Семенов откинулся головой на стену и закатил глаза.
– Но почему вы так в себе уверены?
– Бумаги исчезли там и появились у вас, Семенов. Это раз. Хунгузы в Айгуне так и не признались, что перерезали горло офицеру. А им… как это… терять нечего. Могли признаться. Значит, его убили вы.
Логика была железная.
– Признайтесь, Семенов, – все так же методично и неотступно требовал китаец. – Вы христианин. Если покаетесь, ваш бог простит вас.
– А убийца останется на свободе и продолжит убивать, – закончил мысль за него поручик. – Нет, меня это не устраивает.
– Нет другого убийцы, – покачал головой китаец. – Нет и другого шпиона. Только вы. Я думаю, вы даже не на Россию теперь работаете. Может, на Британию… или Германию… Поэтому и Эн… гель… гардта убили, и бумаги украли.
Поручик застонал и стукнул затылком в стену. Допрос опять вернулся в ту же колею. И – господи! – как же ему хотелось вырваться из этого порочного круга.
Во-первых, с каждым днем становилось все яснее, что войны в Поднебесной не избежать. Дэ-Цзун не взялся бы утверждать точно, кто и против кого будет воевать: Россия в союзе с Германией и Францией против Британии в союзе с Американскими Штатами и Японией или как-то иначе. Одно было очевидно: вслед за захватом портов ключевые интересы ведущих держав сошлись именно здесь, в Китае, и разрешиться миром они уже не могли.
А во-вторых, подняла голову Триада, а ее Дэ-Цзун опасался не меньше, чем европейцев, – были на то основания. Братство Пяти Предков никогда не имело никаких иных целей, кроме власти, а власти в стране и так на всех не хватало. Да еще и эта традиционная продажность Триады…
Уже на тринадцатом году правления второго маньчжурского императора бойцы монастыря Сю Лан с легкостью обменяли высочайшие духовные принципы на звонкую монету и приняли заказ двора на подавление восстания в Фукиене. За что потом получили не только деньги, но и высочайшее покровительство маньчжуров – разумеется, до поры до времени.
А уж когда Триада осознала, какую власть дает опиум, принципы остались обязательными разве что для рядовых «лошадок». В считаные годы лучшие бойцы лучших монастырей научились всему: ломать ребра портовым кули, подкупать чиновников и полицию, а главное, убивать, убивать и убивать – особенно тех, кто еще не научился поступаться принципами во имя наживы. Так было и во время первой опиумной войны, когда Триада не без удовольствия наблюдала, как британцы разрушают систему государственного контроля за наркотиками; так было и во второй опиумной войне… и только теперь все поворачивалось иначе.

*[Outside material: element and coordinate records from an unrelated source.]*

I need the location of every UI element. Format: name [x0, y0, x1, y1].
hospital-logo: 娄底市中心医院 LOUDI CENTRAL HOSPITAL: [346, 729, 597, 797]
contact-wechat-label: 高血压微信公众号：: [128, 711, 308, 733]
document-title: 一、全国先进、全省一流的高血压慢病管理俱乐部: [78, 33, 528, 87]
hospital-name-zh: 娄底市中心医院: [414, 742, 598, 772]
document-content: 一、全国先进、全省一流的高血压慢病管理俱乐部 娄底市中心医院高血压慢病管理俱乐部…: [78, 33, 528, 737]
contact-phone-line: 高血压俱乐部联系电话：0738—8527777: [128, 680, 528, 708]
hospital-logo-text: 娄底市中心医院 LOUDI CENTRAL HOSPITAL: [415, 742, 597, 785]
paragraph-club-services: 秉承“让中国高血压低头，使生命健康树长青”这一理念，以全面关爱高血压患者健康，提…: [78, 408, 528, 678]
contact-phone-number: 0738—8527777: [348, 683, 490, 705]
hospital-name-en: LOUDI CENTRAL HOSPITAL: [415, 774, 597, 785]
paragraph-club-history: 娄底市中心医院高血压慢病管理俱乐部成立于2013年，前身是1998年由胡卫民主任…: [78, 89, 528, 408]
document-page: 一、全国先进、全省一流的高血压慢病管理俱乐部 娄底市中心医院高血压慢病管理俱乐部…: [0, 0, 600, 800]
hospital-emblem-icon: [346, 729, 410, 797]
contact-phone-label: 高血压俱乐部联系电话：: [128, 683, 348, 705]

То же самое решили на отдельном от низших чинов собрании и офицеры.
– Это кто-то из наших, – жестко рубанул воздух рукой есаул Добродиев.
– Не будьте голословны, Никодим Федорович, – одернул его Загорулько. – А если есть подозрения, прошу…
– У меня нет подозрений, – хмуро отозвался есаул, – но как хотите, а от него пахло смирной. Аки в храме!
Офицеры согласно загудели, а Семенов опять-таки вспомнил Энгельгардта.
– Никодим Федорыч верно говорит, а местные смирну вообще не пользуют. Это кто-то из наших!
– Обыск! – едва удерживая подступившую тошноту, выпалил Семенов. – Нужно сделать обыск. И немедленно…
Офицеры досадливо засопели, кто-то принялся возражать, но все понимали: пора; лучше стыд, чем такой страшный грех на душе.
Через полчаса на околице деревни, каждый со своим вещмешком в ногах, выстроились все – от капитана Загорулько до толмача. И через полчаса смирну нашли – притороченной к седлу мелкой мохнатой лошади, перевозящей солдатскую палатку.
Офицеры скорбно замерли.
– Найду, своими руками задавлю! – угрожающе прорычал есаул и повернулся к замершему строю. – Все слышали?!
И впервые строй не ответил молодецким «Так точно»…
* * *
К весне 1898 года русско-китайскую границу как прорвало, и всю Маньчжурию наводнили сотни и сотни русских специалистов. Топографы и геодезисты, строители и путейцы – без числа и без счета – оценивали изгибы рельефа и плотность грунтов, просчитывали способы подвозки шпал и рельсов, а главное, встречались и подолгу спорили с местными властями.Несмотря на высочайшее соглашение, здесь их, казалось, никто не ждал. Хуже того, никто не желал их сюда пускать! Уже то, что удобнейшие для прокладки железной дороги места оказались заняты крестьянскими полями, оказалось такой препоной, что хоть кричи караул! А затем «вдруг» оказалось, что весной у китайских крестьян самая страда, а кроме крестьян, в этих краях никакой иной рабочей силы просто-напросто нет.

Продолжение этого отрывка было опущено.